Victoria Commissioners reject countywide poll centers

Feb. 11, 2013 at 5:03 p.m.
Updated Feb. 10, 2013 at 8:11 p.m.

After weeks of back and forth about countywide polling sites, Victoria County Commissioners let their silence do the talking Monday.

For the time being, registered voters will vote at their assigned precinct site for the May 11 election, rather than the countywide option Elections Administrator George Matthews supported.

Matthews' proposal would reduce the number of poll sites from 35 to 23. But, because a voter could cast a ballot from any poll site, choosing elected leaders would be more convenient, he said.

Matthews said the essence of the discussion with taxing entities including the city, water districts, college and school district, was that the change is too close to the election.

"Taking that into account and listening to their concerns, it seems the prudent thing to do is to wait this time and consider this possibly at a July meeting of commissioners court," Matthews said. "Then they can decide whether we want to do it for just the November uniform election or both the May and November election dates."

While he said all 35 sites could stay open, after the redistricting in 2010, reducing the poll sites and making them countywide could allow people to vote in the locations with which they are most familiar.

Commissioner Danny Garcia, who represented the court during an informal meeting Thursday at the elections office, said the poll site issue could have been approved if it were more clear.

"The point I was trying to make is, if it's a primary, there isn't a legislative order to allow countywide election boxes," Garcia said.

This was an issue others on the court said would cause confusion among voters.

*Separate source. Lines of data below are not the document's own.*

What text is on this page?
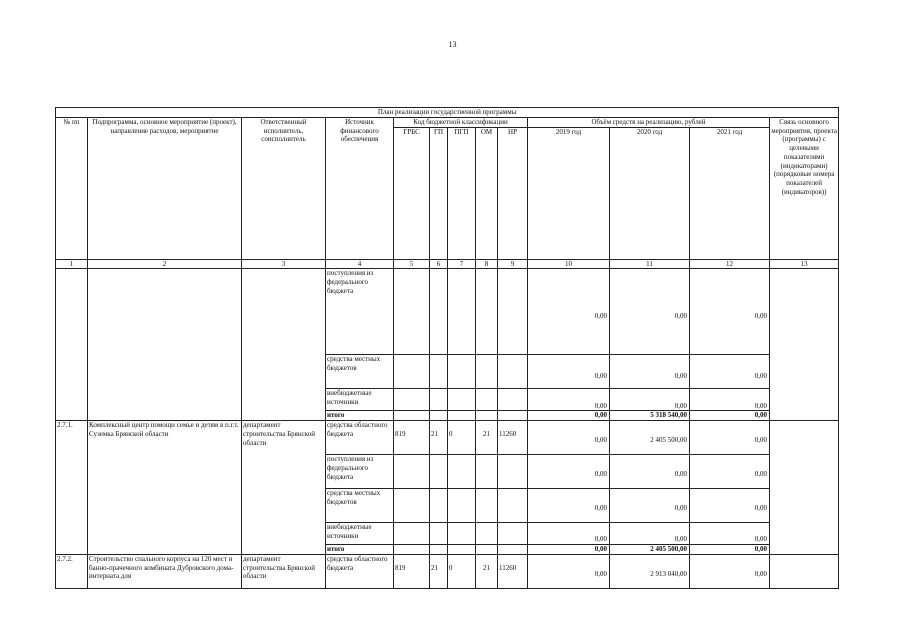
13
План реализации государственной программы												
№ пп	Подпрограмма, основное мероприятие (проект), направление расходов, мероприятие	Ответственный исполнитель, соисполнитель	Источник финансового обеспечения	Код бюджетной классификации					Объём средств на реализацию, рублей			Связь основного мероприятия, проекта (программы) с целевыми показателями (индикаторами) (порядковые номера показателей (индикаторов))
				ГРБС	ГП	ПГП	ОМ	НР	2019 год	2020 год	2021 год	
1	2	3	4	5	6	7	8	9	10	11	12	13
			поступления из федерального бюджета						0,00	0,00	0,00	
			средства местных бюджетов						0,00	0,00	0,00	
			внебюджетные источники						0,00	0,00	0,00	
			итого						0,00	5 318 540,00	0,00	
2.7.1.	Комплексный центр помощи семье и детям в п.г.т. Суземка Брянской области	департамент строительства Брянской области	средства областного бюджета	819	21	0	21	11260	0,00	2 405 500,00	0,00	
			поступления из федерального бюджета						0,00	0,00	0,00	
			средства местных бюджетов						0,00	0,00	0,00	
			внебюджетные источники						0,00	0,00	0,00	
			итого						0,00	2 405 500,00	0,00	
2.7.2.	Строительство спального корпуса на 120 мест и банно-прачечного комбината Дубровского дома-интерната для	департамент строительства Брянской области	средства областного бюджета	819	21	0	21	11260	0,00	2 913 040,00	0,00	
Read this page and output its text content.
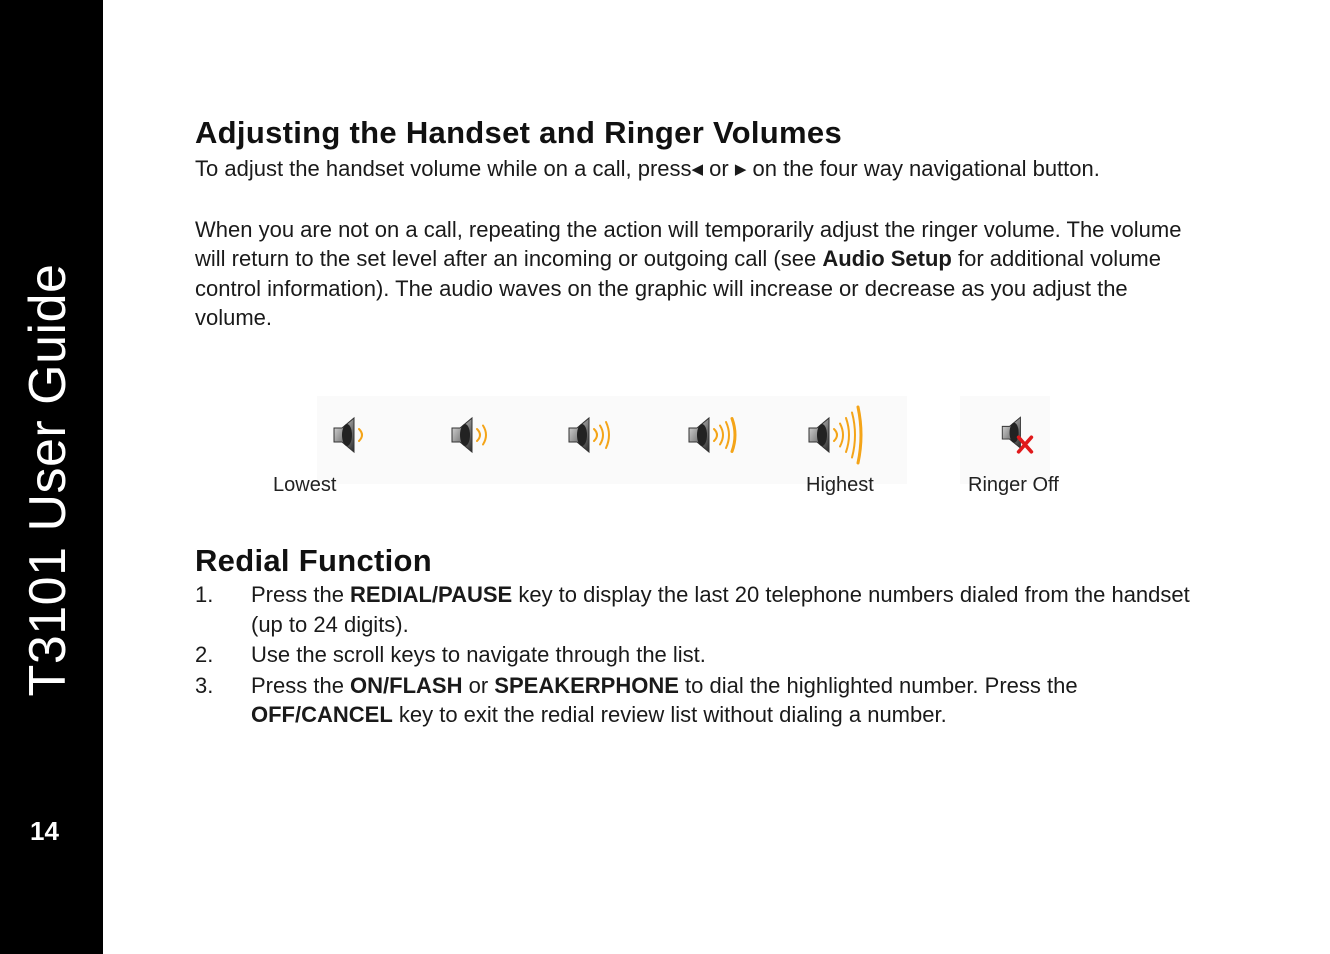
T3101 User Guide
14
Adjusting the Handset and Ringer Volumes

To adjust the handset volume while on a call, press◀ or ▶ on the four way navigational button.

When you are not on a call, repeating the action will temporarily adjust the ringer volume. The volume will return to the set level after an incoming or outgoing call (see Audio Setup for additional volume control information). The audio waves on the graphic will increase or decrease as you adjust the volume.

Lowest	Highest	Ringer Off
Redial Function
1. Press the REDIAL/PAUSE key to display the last 20 telephone numbers dialed from the handset (up to 24 digits).
2. Use the scroll keys to navigate through the list.
3. Press the ON/FLASH or SPEAKERPHONE to dial the highlighted number. Press the OFF/CANCEL key to exit the redial review list without dialing a number.
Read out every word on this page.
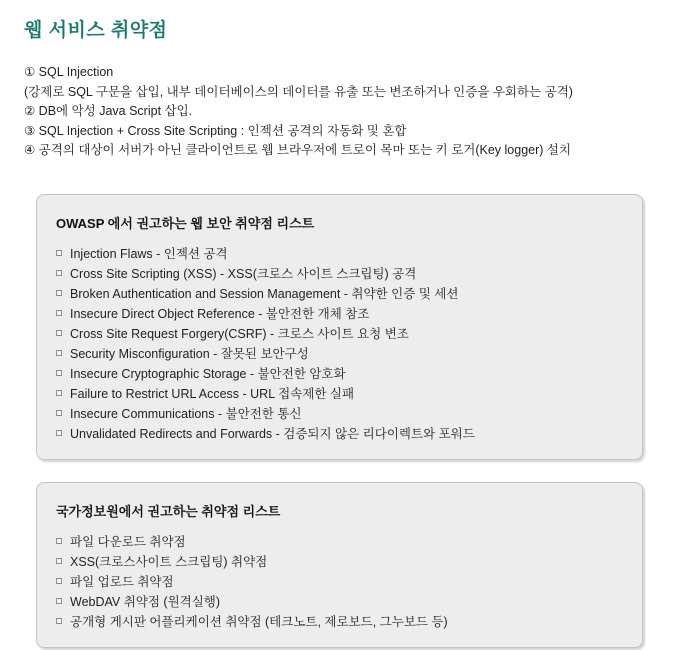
웹 서비스 취약점
① SQL Injection
(강제로 SQL 구문을 삽입, 내부 데이터베이스의 데이터를 유출 또는 변조하거나 인증을 우회하는 공격)
② DB에 악성 Java Script 삽입.
③ SQL Injection + Cross Site Scripting : 인젝션 공격의 자동화 및 혼합
④ 공격의 대상이 서버가 아닌 클라이언트로 웹 브라우저에 트로이 목마 또는 키 로거(Key logger) 설치
OWASP 에서 권고하는 웹 보안 취약점 리스트
Injection Flaws - 인젝션 공격
Cross Site Scripting (XSS) - XSS(크로스 사이트 스크립팅) 공격
Broken Authentication and Session Management - 취약한 인증 및 세션
Insecure Direct Object Reference - 불안전한 개체 참조
Cross Site Request Forgery(CSRF) - 크로스 사이트 요청 변조
Security Misconfiguration - 잘못된 보안구성
Insecure Cryptographic Storage - 불안전한 암호화
Failure to Restrict URL Access - URL 접속제한 실패
Insecure Communications - 불안전한 통신
Unvalidated Redirects and Forwards - 검증되지 않은 리다이렉트와 포워드
국가정보원에서 권고하는 취약점 리스트
파일 다운로드 취약점
XSS(크로스사이트 스크립팅) 취약점
파일 업로드 취약점
WebDAV 취약점 (원격실행)
공개형 게시판 어플리케이션 취약점 (테크노트, 제로보드, 그누보드 등)
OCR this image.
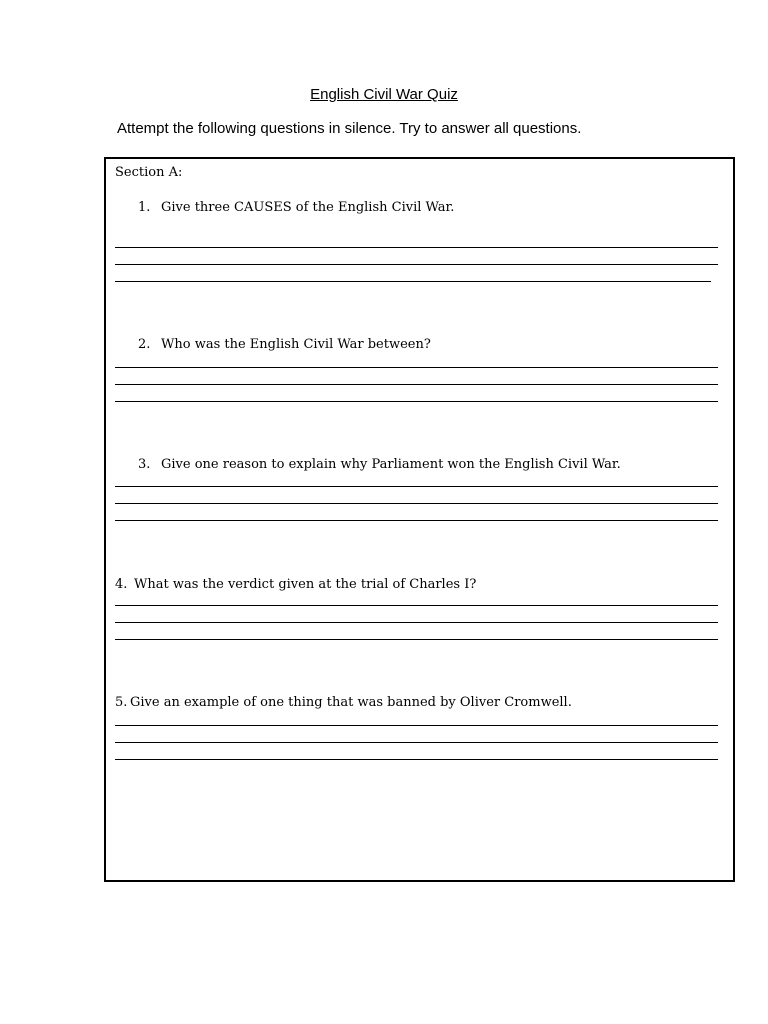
English Civil War Quiz
Attempt the following questions in silence. Try to answer all questions.
Section A:
1. Give three CAUSES of the English Civil War.
2. Who was the English Civil War between?
3. Give one reason to explain why Parliament won the English Civil War.
4. What was the verdict given at the trial of Charles I?
5. Give an example of one thing that was banned by Oliver Cromwell.
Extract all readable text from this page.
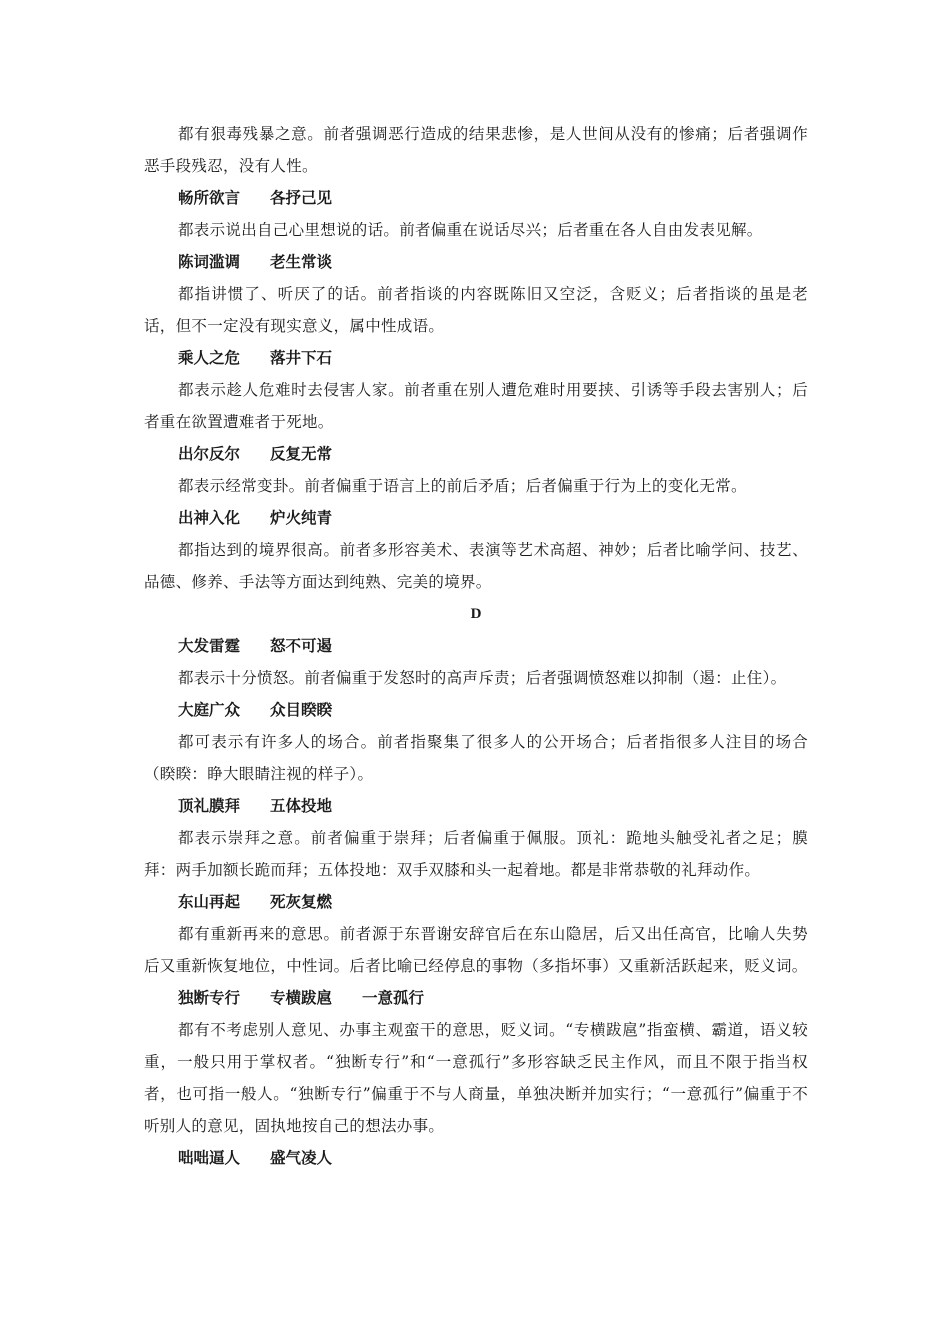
都有狠毒残暴之意。前者强调恶行造成的结果悲惨，是人世间从没有的惨痛；后者强调作恶手段残忍，没有人性。

畅所欲言 各抒己见

都表示说出自己心里想说的话。前者偏重在说话尽兴；后者重在各人自由发表见解。

陈词滥调 老生常谈

都指讲惯了、听厌了的话。前者指谈的内容既陈旧又空泛，含贬义；后者指谈的虽是老话，但不一定没有现实意义，属中性成语。

乘人之危 落井下石

都表示趁人危难时去侵害人家。前者重在别人遭危难时用要挟、引诱等手段去害别人；后者重在欲置遭难者于死地。

出尔反尔 反复无常

都表示经常变卦。前者偏重于语言上的前后矛盾；后者偏重于行为上的变化无常。

出神入化 炉火纯青

都指达到的境界很高。前者多形容美术、表演等艺术高超、神妙；后者比喻学问、技艺、品德、修养、手法等方面达到纯熟、完美的境界。

D

大发雷霆 怒不可遏

都表示十分愤怒。前者偏重于发怒时的高声斥责；后者强调愤怒难以抑制（遏：止住）。

大庭广众 众目睽睽

都可表示有许多人的场合。前者指聚集了很多人的公开场合；后者指很多人注目的场合（睽睽：睁大眼睛注视的样子）。

顶礼膜拜 五体投地

都表示崇拜之意。前者偏重于崇拜；后者偏重于佩服。顶礼：跪地头触受礼者之足；膜拜：两手加额长跪而拜；五体投地：双手双膝和头一起着地。都是非常恭敬的礼拜动作。

东山再起 死灰复燃

都有重新再来的意思。前者源于东晋谢安辞官后在东山隐居，后又出任高官，比喻人失势后又重新恢复地位，中性词。后者比喻已经停息的事物（多指坏事）又重新活跃起来，贬义词。

独断专行 专横跋扈 一意孤行

都有不考虑别人意见、办事主观蛮干的意思，贬义词。“专横跋扈”指蛮横、霸道，语义较重，一般只用于掌权者。“独断专行”和“一意孤行”多形容缺乏民主作风，而且不限于指当权者，也可指一般人。“独断专行”偏重于不与人商量，单独决断并加实行；“一意孤行”偏重于不听别人的意见，固执地按自己的想法办事。

咄咄逼人 盛气凌人
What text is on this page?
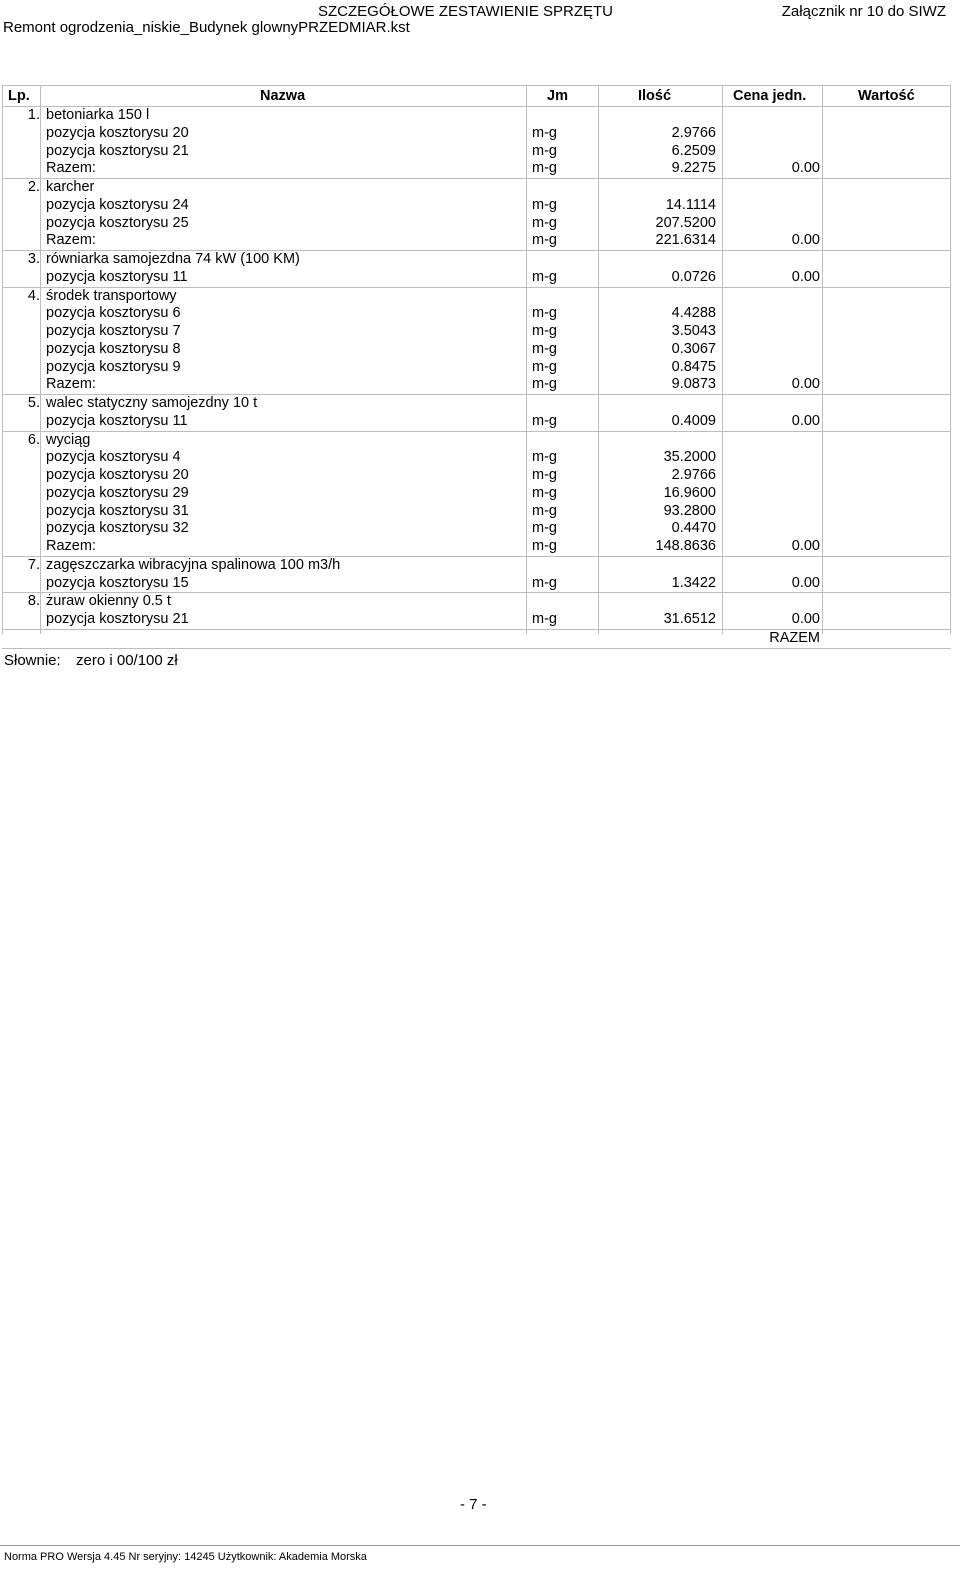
SZCZEGÓŁOWE ZESTAWIENIE SPRZĘTU	Załącznik nr 10 do SIWZ
Remont ogrodzenia_niskie_Budynek glownyPRZEDMIAR.kst
Lp.	Nazwa	Jm	Ilość	Cena jedn.	Wartość
1. betoniarka 150 l
pozycja kosztorysu 20	m-g	2.9766
pozycja kosztorysu 21	m-g	6.2509
Razem:	m-g	9.2275	0.00
2. karcher
pozycja kosztorysu 24	m-g	14.1114
pozycja kosztorysu 25	m-g	207.5200
Razem:	m-g	221.6314	0.00
3. równiarka samojezdna 74 kW (100 KM)
pozycja kosztorysu 11	m-g	0.0726	0.00
4. środek transportowy
pozycja kosztorysu 6	m-g	4.4288
pozycja kosztorysu 7	m-g	3.5043
pozycja kosztorysu 8	m-g	0.3067
pozycja kosztorysu 9	m-g	0.8475
Razem:	m-g	9.0873	0.00
5. walec statyczny samojezdny 10 t
pozycja kosztorysu 11	m-g	0.4009	0.00
6. wyciąg
pozycja kosztorysu 4	m-g	35.2000
pozycja kosztorysu 20	m-g	2.9766
pozycja kosztorysu 29	m-g	16.9600
pozycja kosztorysu 31	m-g	93.2800
pozycja kosztorysu 32	m-g	0.4470
Razem:	m-g	148.8636	0.00
7. zagęszczarka wibracyjna spalinowa 100 m3/h
pozycja kosztorysu 15	m-g	1.3422	0.00
8. żuraw okienny 0.5 t
pozycja kosztorysu 21	m-g	31.6512	0.00
RAZEM
Słownie: zero i 00/100 zł
- 7 -
Norma PRO Wersja 4.45 Nr seryjny: 14245 Użytkownik: Akademia Morska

Also, the reduction in boxes was a major concern.

"I haven't talked to a single person who wants to cut boxes," Garcia said.

He said cutting a box with low turnout can have major consequences on area elections.

"Three votes determined the leadership in the city council race" between Emett Alvarez and Denise Rangel, he said.

Matthews said the county should know by July whether Texas' lawmakers will approve countywide poll centers for the primary election.

"If the county went to countywide polling places (for general elections) and the primaries could not, we would still start consolidating ... not quite as drastic as everyone has to vote at one polling place," Matthews said.

While Commissioner Gary Burns said he wanted to implement the change for the May election to "get a trial run," others on the court disagreed.

Burns asked if all the polling sites are open because the change was not approved, why not open them to countywide voting?

However, Commissioner Kevin Janak said any changes the county makes would lead to voter confusion.

The secretary of state only selects 10 counties annually to participate: six counties with a population of 100,000 or more and four counties with a population of less than 100,000.

To date, there have been six election cycles using the countywide method.

According to a 2013 report the secretary of state presented to the state Legislature, countywide polling places' effects on voter turnout are currently difficult to gauge.

However, observational evidence from the participating counties along with turnout percentages, "suggest countywide election polling places offer a way to ensure that voters who plan to vote in the election have an increased opportunity to do so much as with early voting," the report states.

The report's first recommendation is that countywide poll centers be opened to primary elections.

According to that report, the challenges with countywide polling places appear to predominate in larger counties with higher turnouts.

If the countywide polling place is insufficiently staffed and equipped, delays can occur.

Galveston County noted in its report that this may be a sign some counties need to ramp up their investment in equipment.

However, with reductions in polling places and the voting machines congregated at a countywide polling place, some counties have been able to provide an adequate number of voting systems. A larger county may need to invest in more electronic pollbooks, more backup laptops and more election personnel at each polling place.

Lubbock County was the first in Texas to seek and receive approval to use countywide poll centers and has used them since 2006.

Its November 2012 election had a 27.8 percent turnout compared to the 23.9 percent turnout in the November 2008 election. The county also cut poll sites from 69 to 33.